What are its key goals?
The fundamental questions it will tackle are the origin of the universe, the origin and history of galaxies, and the origin of water in planetary systems.
The first goal is to look for evidence of what happened less than a billionth of a billionth of a second after the big bang. “In that split second, space itself may have rapidly expanded in a process scientists call inflation. Such sudden ballooning would have influenced the distribution of matter in the cosmos, and evidence of that influence would still be around today. With SPHEREx, scientists will map the position of billions of galaxies across the universe relative to one another, looking for statistical patterns caused by inflation. The patterns could help scientists understand the physics that drove the expansion,” say experts.

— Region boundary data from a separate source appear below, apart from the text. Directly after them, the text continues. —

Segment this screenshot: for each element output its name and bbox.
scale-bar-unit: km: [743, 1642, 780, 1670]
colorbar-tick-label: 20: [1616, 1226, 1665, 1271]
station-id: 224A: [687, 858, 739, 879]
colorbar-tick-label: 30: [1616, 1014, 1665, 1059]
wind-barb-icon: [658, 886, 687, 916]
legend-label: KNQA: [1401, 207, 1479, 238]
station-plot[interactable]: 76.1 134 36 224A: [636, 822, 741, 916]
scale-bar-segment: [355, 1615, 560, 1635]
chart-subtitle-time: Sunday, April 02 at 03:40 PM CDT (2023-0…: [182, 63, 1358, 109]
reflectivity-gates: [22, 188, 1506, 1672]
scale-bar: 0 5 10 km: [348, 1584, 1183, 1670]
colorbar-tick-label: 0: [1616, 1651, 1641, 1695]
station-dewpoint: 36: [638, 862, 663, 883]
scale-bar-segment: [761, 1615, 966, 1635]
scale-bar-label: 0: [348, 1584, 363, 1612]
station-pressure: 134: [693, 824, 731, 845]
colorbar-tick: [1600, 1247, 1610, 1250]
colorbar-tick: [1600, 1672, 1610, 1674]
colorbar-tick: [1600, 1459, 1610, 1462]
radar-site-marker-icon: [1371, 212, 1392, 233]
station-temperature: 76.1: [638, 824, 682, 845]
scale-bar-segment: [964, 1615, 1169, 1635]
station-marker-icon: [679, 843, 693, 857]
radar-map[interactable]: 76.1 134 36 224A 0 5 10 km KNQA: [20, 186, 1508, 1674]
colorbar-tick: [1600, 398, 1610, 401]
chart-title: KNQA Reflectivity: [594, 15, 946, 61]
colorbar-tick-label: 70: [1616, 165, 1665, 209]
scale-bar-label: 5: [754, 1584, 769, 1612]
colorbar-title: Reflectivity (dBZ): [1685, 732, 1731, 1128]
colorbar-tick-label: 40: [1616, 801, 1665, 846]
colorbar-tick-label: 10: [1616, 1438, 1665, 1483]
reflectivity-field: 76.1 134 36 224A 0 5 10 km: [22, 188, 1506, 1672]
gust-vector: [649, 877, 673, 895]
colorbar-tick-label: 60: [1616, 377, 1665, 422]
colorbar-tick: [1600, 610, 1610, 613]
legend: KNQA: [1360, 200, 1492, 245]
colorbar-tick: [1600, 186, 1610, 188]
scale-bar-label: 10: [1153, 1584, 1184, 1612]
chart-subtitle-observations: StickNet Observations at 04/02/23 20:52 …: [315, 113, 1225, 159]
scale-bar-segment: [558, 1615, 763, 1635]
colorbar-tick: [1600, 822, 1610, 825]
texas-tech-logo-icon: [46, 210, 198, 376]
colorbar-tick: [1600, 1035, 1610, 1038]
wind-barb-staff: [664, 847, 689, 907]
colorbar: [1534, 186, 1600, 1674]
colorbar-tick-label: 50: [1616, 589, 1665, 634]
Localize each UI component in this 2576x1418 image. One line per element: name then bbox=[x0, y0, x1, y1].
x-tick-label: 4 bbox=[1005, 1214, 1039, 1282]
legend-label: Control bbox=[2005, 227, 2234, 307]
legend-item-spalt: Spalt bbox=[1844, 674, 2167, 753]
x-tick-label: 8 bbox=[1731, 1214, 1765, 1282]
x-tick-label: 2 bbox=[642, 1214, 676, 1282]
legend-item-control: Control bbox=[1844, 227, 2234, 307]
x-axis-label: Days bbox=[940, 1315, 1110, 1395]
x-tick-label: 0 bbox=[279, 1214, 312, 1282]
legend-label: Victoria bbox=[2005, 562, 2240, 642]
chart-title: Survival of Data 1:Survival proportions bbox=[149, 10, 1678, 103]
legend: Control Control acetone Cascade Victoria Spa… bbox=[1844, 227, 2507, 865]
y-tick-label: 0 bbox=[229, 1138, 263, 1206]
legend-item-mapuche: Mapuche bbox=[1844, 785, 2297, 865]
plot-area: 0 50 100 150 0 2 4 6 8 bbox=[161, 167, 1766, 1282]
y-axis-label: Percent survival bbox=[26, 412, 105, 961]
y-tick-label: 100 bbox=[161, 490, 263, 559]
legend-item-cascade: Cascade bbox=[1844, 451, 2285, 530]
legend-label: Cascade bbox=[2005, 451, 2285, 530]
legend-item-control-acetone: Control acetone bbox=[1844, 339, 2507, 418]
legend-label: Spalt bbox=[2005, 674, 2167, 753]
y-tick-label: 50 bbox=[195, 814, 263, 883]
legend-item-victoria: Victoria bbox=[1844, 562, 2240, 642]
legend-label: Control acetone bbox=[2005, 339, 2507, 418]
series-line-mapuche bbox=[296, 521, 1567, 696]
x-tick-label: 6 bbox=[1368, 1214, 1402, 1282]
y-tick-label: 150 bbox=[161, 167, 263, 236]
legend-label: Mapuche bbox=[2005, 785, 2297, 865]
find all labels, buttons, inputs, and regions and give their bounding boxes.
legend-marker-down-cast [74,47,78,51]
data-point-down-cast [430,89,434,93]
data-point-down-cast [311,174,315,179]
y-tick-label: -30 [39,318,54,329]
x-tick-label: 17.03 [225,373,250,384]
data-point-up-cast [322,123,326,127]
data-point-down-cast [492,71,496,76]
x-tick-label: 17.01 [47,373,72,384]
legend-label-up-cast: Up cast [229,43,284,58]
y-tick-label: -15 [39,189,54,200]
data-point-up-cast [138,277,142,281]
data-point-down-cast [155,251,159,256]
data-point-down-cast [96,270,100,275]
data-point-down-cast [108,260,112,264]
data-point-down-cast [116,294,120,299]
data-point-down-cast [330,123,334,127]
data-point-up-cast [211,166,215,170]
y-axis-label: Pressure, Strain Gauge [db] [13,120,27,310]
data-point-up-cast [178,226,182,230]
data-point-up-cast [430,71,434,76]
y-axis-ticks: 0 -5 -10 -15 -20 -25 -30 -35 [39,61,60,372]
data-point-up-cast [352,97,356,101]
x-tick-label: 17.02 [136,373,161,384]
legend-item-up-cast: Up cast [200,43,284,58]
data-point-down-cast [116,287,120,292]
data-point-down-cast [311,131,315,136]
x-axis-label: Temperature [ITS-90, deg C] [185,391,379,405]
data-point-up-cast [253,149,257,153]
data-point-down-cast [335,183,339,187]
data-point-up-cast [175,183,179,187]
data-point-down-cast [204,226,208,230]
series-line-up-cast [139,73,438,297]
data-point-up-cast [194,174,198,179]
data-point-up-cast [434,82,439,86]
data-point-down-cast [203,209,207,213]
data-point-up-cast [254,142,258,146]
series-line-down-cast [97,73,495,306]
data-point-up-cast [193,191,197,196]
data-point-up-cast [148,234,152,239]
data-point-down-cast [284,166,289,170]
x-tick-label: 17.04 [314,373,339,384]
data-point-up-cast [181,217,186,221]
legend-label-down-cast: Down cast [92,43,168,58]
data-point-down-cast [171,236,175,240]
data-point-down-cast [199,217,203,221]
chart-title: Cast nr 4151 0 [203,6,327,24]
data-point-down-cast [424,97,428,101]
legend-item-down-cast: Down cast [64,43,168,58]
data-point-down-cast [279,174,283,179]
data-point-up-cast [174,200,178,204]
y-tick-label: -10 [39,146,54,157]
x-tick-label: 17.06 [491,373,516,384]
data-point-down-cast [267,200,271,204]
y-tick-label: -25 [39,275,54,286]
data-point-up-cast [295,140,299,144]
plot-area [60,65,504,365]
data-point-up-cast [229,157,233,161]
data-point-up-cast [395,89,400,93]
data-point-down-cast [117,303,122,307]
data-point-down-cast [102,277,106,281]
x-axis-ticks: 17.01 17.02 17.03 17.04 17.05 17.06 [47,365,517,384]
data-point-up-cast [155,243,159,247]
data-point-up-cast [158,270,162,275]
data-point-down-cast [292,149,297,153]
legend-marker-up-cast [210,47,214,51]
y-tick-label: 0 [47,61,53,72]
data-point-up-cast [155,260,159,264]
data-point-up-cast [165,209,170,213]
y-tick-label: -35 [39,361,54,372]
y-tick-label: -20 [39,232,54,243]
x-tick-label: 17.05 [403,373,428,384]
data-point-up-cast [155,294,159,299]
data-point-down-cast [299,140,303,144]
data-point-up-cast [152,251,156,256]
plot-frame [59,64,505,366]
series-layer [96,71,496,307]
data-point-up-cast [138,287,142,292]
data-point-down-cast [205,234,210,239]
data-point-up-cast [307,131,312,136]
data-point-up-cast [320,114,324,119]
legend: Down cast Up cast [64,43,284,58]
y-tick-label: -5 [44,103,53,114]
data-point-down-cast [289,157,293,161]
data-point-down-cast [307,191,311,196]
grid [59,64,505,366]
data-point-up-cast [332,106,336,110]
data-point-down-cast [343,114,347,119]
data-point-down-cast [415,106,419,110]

The second objective is to study the history of galaxy formation, ranging from the first stars to ignite after the Big Bang, all the way to present-day galaxies. SPHEREx will do this by studying the faint glow created by all the galaxies in the universe, allowing scientists to understand how the first galaxies initially formed stars.
The final aim is to look for water ice and frozen organic molecules, the building blocks of life on Earth, around newly forming stars in our galaxy. “Water ice gloms onto dust grains in cold, dense gas clouds throughout the galaxy. Young stars form inside these clouds, and planets form from disks of leftover material around those stars. Ices in these disks could seed planets with water and other organic molecules. In fact, the water in Earth's oceans most likely began as interstellar ice,” notes NASA. It adds, “Scientists want to know how frequently life-sustaining materials like water are incorporated into young planetary systems. This will help them understand how common planetary systems like ours are throughout the cosmos.”
A collaborative effort
Before entering Phase C, the SPHEREx team completed a preliminary design review in October 2020. The SPHEREx team is scheduled to spend 29 months building the mission components before entering the next mission phase when those components will be brought together, tested, and launched. The scientific analysis of the SPHEREx data will be conducted by a team of scientists located in 10 institutions across the US, and South-Korea.
The mission’s principal investigator is James Bock of the California Institute of Technology (Caltech) in Pasadena. Caltech is working with JPL to develop the mission payload. Ball Aerospace in Broomfield, Colorado, will provide the SPHEREx spacecraft and mission integration. The Korea Astronomy & Space Science Institute in Daejeon, Republic of Korea, will contribute test equipment and science analysis.